Em muitos casos concretos as partes têm plena ciência do que foi contratado, do valor recebido, da forma em que houve essa transferência, dos valores das parcelas, sua quantidade, além de outras informações pertinentes e repassadas no momento da celebração. Contudo, em várias oportunidades são pessoas idosas, “humildes” e sem qualquer formação acadêmica que são “seduzidas” por algumas pessoas (advogados ou pessoas destacadas para a captação agressiva e ilícita de clientes) que lhes fazem as falsas afirmações de que houve ilicitude ou abusividade no contrato celebrado, que possuem valores a serem restituídos e que não terão qualquer despesa processual ou com o advogado. Com o último são sempre firmados contratos de êxito, o que torna ainda mais atrativa a oferta apresentada à pessoa.

Ora, em dias tão complicados economicamente, quem não estaria disposto a apostar nada e “correr o risco” de ganhar uma indenização ou qualquer outro valor? Infelizmente, a índole e caráter de alguns cidadãos são facilmente negociáveis, pois, ainda que tenha plena convicção do que fez, inexistindo qualquer vício de consentimento, está disposto a sustentar o desconhecimento da relação ou de alguma informação para tentar receber sua “indenização” pelos prejuízos falsamente suportados. Repise-se, o risco zero é altamente atrativo!

Não se pretende criticar os benefícios obtidos pelas partes com a concessão da justiça gratuita, até porque a sua inexistência ceifaria o acesso à justiça de um número incontável de pessoas. Essa situação apenas viabilizaria que os “grandes” se aproveitassem da fragilidade do adverso ante a impossibilidade de acesso ao Poder Judiciário.

O que se pretende, na verdade, é destacar a necessidade do Poder Judiciário analisar o caso concreto com bastante atenção e se tornar um inibidor de demandas descabidas de quaisquer fundamentos fáticos ou jurídicos. A advocacia predatória fomenta essas ações massificadas. Há o pedido de concessão da justiça gratuita alicerçado em uma declaração de hipossuficiência que, corriqueiramente, têm sido aceito pelo Poder Judiciário como hábil a comprovação da impossibilidade de a parte arcar com o pagamento das custas e despesas processuais sem causar prejuízo ao seu sustento ou ao da sua família. Com esse aceite sem maiores indagações há uma enxurrada de demandas infundadas.

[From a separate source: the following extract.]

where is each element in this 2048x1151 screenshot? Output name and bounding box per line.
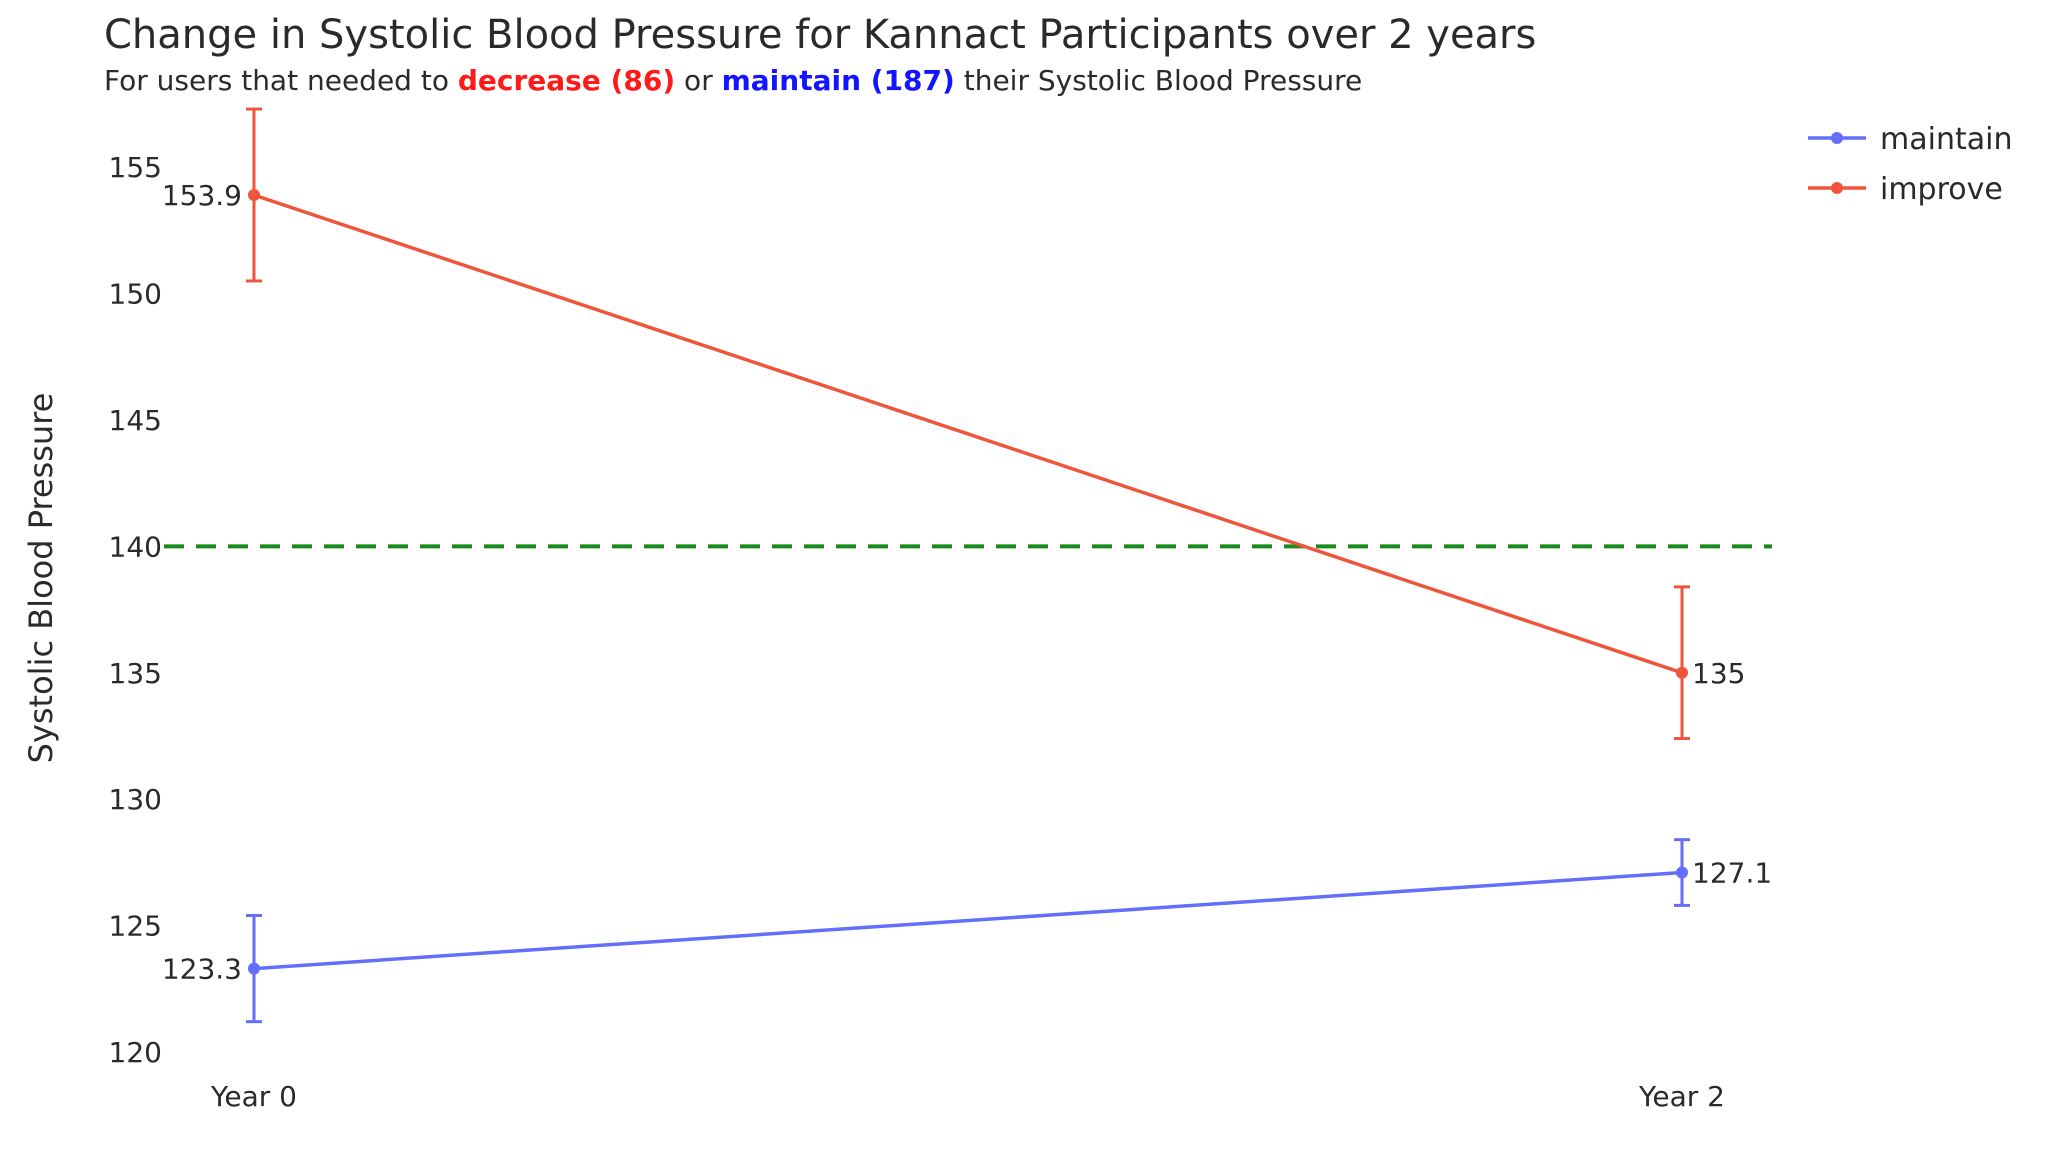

Porém, relevante destacar que recentemente tem se observado uma postura mais ativa do Poder Judiciário nesse tipo de demanda, uma vez que passou a observar a quantidade de ações distribuídas por um mesmo patrono, o período em que foi distribuída, a redação idêntica da petição inicial e até o impacto causado na própria Comarca com o altíssimo volume de ações até então inexistente. Tem-se observado que o Juízo além de julgar as demandas improcedentes ainda tem condenado parte e advogado ao pagamento de multa por litigância de má-fé, ou apenas a primeira, além de determinar expedição de ofício ao Ministério Público e OAB para que averiguem a atuação do advogado que patrocinou a causa.

Assim, não se está tecendo críticas aos benefícios da justiça gratuita, mas destacando e reforçando a necessidade de o Poder Judiciário analisar os casos de maneira um pouco mais pormenorizada, uma vez que tais demandas podem ter origem na advocacia predatória que se limita a abarrotar o Judiciário com milhares de ações idênticas, sobrecarregando ainda mais o Poder Judiciário, além de trazer certa insegurança nos negócios jurídicos.

*Gustavo Aureliano Firmo é advogado, gestor jurídico da Área Bancária no Vigna Advogados Assossiados, graduado pela PUC Campinas, pós-graduando em Direito Bancário.